Hey guys. I used to come on this site regularly years ago, back when it was still an "all ages" thing. I abandoned my profile a while ago, due to some personal issues, but I think I'm ready to come back. Allow me to introduce myself, once again.
I go by a lot of different nicknames. Because I'm somewhat of a private person, I don't really want to say my real name here, but you guys can call me Blue.
I've always been the odd ball of the bunch, never really fit in with anyone. I've always been extremely alienated. I've dealt with a lot of hurt in my life, and unfortunately because of this, I may come off as a bit blunt and, well, quite frankly, bitchy. I may unknowingly push people away. I don't mean for this, however, and I'm sorry to anyone from the past (as well as for the future) who thought (or will think) of me as such. I am generally a nice person, just a sensitive weirdo.
That's, y'know, IF I'm not feeling antisocial all together.
I've been an ABDL for as long as I could remember. I had a pretty traumatic childhood, and I sought comfort in diapers. I first learned about this whole world of adult babies at the tender age of twelve (curiosity kills the cat.) I still go through pretty regular binge/purge cycles, and sometimes I wonder why the hell I had to end up this way. I am still, at the age of twenty-one (almost twenty-two!) trying to understand myself.
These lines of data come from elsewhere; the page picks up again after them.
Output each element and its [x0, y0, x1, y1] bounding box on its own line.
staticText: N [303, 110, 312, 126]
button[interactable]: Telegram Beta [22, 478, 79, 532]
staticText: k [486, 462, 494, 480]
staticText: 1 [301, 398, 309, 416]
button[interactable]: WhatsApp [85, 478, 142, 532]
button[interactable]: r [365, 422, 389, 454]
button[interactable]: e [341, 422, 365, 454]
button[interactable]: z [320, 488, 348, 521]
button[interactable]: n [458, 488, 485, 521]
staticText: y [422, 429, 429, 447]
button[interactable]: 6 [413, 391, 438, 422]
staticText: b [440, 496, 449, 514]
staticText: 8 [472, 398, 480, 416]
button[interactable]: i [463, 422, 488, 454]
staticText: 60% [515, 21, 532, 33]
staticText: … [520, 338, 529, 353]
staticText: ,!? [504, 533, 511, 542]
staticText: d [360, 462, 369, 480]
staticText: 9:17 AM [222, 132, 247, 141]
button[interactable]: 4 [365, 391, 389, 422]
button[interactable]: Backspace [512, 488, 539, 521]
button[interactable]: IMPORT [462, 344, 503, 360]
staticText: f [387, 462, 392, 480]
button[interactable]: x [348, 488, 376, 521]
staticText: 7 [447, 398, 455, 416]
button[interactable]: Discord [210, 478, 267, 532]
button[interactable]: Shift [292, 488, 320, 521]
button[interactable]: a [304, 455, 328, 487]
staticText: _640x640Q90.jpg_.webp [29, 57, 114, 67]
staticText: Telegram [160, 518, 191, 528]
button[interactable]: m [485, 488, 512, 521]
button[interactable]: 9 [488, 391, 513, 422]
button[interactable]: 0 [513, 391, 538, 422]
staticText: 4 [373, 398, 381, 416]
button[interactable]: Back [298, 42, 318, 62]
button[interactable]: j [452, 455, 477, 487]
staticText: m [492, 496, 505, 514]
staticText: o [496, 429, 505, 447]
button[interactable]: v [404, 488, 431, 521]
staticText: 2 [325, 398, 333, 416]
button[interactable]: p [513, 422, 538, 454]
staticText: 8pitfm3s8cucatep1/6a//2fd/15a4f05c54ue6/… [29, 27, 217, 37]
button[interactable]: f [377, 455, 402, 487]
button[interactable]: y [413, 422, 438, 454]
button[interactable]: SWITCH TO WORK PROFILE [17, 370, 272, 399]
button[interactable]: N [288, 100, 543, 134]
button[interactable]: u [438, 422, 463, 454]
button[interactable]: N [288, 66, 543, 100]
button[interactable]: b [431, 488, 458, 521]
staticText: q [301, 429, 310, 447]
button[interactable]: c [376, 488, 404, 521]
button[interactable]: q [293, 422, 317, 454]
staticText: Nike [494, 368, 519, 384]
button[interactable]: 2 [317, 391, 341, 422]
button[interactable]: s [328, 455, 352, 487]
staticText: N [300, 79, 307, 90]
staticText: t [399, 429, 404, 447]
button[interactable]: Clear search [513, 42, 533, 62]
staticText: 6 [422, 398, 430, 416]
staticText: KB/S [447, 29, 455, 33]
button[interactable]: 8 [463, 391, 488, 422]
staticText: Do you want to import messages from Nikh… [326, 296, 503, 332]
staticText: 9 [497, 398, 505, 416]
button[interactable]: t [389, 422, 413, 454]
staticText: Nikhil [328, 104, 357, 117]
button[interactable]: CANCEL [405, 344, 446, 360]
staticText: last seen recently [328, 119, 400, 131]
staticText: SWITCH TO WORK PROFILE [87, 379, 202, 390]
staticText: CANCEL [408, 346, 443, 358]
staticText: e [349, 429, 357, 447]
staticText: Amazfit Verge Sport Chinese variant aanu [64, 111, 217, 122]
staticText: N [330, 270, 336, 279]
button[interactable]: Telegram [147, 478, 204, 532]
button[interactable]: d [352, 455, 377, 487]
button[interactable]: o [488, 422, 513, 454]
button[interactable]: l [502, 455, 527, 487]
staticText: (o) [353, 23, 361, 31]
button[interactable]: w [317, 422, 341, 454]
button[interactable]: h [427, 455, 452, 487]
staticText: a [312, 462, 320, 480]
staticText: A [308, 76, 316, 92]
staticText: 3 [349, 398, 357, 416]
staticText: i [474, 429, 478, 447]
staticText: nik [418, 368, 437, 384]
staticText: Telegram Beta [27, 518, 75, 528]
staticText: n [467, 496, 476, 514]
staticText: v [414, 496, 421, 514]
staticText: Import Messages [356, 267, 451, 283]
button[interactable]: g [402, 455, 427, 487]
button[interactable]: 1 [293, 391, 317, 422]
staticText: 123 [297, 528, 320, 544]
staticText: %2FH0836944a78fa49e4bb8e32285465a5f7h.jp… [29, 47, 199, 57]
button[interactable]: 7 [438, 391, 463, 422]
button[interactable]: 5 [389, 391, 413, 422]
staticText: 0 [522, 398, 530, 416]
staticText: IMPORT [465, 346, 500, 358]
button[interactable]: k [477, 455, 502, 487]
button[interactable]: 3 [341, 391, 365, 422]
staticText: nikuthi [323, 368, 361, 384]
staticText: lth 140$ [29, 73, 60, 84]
I can't indulge as much as I'd like to, because I live with a (nosey) parent. It can be extremely frustrating to cope.
I have a range of undiagnosed mental disorders, and because of this, I am looked upon as a bit of a (nut, haha) hypochondriac, due to the fact they are unproven by a doctor. I guess it just makes me more unique? Sure, let's go with that. (lol)
I am an aspiring artist, and I one day hope to have my art looked upon by millions.
I love to write ABDL Marilyn Manson fan-fiction (don't ask) and have many of my stories posted on sites such as Wattpad, AO3, and Mibba (although, my mibba is NOT updated.) So, not to brag or anything, but if you like to read about adult goth men being babified...uh, then maybe check them out?
I love music of all sorts (but mostly heavy, ear-melting shit.)
I don't know what else to say. Oh yeah, I use parentheses a lot. :P
So, hello again to everyone! I hope to maybe play nice and make some friends, this time around, because I seriously need some more little friends to relate to. Merry Christmas Eve, and salutations from planet Thirteen! (I live in a space ship, and I come in peace.)